Eu nunca tinha pensado desta forma, mas do jeito que ela colocou fez tanto sentido que eu mal consegui respirar. Porque é exatamente isso: nossas mentes, do modo como elas funcionam, orientadas para evitar conflitos, evitar riscos e buscar segurança acima de qualquer outra coisa, começam a ser moldadas de acordo com nossos primeiros traumas, dores e choques infantis. Preste atenção no que eu acabei de escrever: evitação de conflitos, evitação de riscos e busca por segurança. Não é exatamente assim que se comporta uma criança assustada?

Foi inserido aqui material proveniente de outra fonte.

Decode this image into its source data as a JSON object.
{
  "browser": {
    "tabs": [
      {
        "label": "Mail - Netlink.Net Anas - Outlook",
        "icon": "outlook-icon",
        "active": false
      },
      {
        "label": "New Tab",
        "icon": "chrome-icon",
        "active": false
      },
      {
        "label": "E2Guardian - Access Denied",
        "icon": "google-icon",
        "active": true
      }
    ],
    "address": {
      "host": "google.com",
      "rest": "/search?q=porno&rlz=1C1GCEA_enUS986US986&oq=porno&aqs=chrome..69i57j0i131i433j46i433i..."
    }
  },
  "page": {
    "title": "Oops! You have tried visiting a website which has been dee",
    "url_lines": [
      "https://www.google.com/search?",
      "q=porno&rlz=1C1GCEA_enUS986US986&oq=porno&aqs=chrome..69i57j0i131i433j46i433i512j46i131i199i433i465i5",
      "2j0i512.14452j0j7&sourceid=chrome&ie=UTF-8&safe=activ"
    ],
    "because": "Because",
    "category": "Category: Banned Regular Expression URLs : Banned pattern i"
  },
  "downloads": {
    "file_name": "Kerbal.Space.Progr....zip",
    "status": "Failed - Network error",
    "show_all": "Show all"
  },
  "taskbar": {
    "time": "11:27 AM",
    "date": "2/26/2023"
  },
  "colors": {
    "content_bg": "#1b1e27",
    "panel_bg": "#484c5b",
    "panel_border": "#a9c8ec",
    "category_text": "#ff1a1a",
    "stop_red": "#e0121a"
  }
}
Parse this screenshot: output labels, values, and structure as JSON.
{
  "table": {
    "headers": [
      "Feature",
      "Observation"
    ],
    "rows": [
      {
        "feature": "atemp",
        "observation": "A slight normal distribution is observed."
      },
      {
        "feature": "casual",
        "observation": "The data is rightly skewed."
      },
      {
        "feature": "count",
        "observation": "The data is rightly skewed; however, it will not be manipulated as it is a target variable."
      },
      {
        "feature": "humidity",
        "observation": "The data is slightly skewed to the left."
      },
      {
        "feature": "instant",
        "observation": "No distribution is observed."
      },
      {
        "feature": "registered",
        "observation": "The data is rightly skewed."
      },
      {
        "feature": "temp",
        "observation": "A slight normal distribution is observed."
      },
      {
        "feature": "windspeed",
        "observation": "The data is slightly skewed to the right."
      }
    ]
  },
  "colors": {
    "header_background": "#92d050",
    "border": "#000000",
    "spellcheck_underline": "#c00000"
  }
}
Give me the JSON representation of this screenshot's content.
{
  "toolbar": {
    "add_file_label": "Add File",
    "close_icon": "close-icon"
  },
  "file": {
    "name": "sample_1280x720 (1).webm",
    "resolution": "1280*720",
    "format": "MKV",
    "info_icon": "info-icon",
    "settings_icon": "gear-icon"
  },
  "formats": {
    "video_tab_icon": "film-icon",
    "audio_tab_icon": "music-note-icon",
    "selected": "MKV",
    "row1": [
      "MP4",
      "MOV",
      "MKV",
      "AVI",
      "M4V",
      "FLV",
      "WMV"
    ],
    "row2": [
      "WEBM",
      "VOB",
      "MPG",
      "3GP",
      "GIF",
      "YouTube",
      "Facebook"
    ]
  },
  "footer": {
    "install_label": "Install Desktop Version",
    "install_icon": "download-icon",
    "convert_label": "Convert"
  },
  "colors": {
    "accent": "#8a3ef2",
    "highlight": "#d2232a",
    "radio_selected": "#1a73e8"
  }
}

Esta ficha que caiu me trouxe uma clareza enorme sobre alguns processos que eu mesma venho vivendo. Ao mesmo tempo em que eu amaria conquistar algumas coisas, morro de medo de chegar lá. Se eu analiso este funcionamento com minha mente de adulta, este mecanismo não faz o menor sentido – mas se eu paro por alguns instantes e resgato a criança ferida e magoada dentro de mim, o que vem é um novo…
UAU.
Pensando na minha criança ferida, consigo entender perfeitamente o porquê de cada um destes medos. Não sou eu, adulta e racional, quem sente medo do que mais quero na vida. É a minha criança ferida, magoada e assustada que não quer perder o que ela considera, em sua mente infantil e imatura, benefícios e ganhos associados àquilo que eu, adulta, mais quero mudar.
Vou dar um exemplo bem pontual de algo que estou vivendo (e confesso que não me sinto totalmente confortável de falar abertamente sobre isso, mas vamos lá). Eu tenho a maior revolta do mundo com o fato de, até hoje, nunca ter conseguido desenvolver uma relação saudável com meu corpo/peso. Essa história me irrita e me deixa bem P da vida, porque meu primeiro regime foi quando eu tinha 6 meses de idade. Passei minha infância inteira na problemática engordar / emagrecer e, na adolescência, como já era de se esperar, desenvolvi um transtorno alimentar que me roubou e alegria, relações e autoestima.
Eu bem que achei que tinha me resolvido em relação a isso, mas daí engravidei e tudo virou de ponta cabeça. Os peitos caíram (verdade seja dita), a barriga amoleceu, a bunda dobrou de tamanho depois de passar uma criança pelo meio dos ossos do meu quadril. Eu nunca mais na minha vida consegui ter a mesma disciplina alimentar ou de atividades físicas que um dia eu tive. Conclusão: estou dois números a mais no meu manequim do que estava antes de engravidar. E o que me deixa mais irritada e passada e não acreditando não é nem estar acima do peso que aprendi a considerar o ideal para mim, e sim o fato de que eu ainda associo a minha autoestima e o meu amor-próprio ao formato, tamanho e peso do meu corpo.
Abre parênteses. QUE ÓDIO. Fecha parênteses.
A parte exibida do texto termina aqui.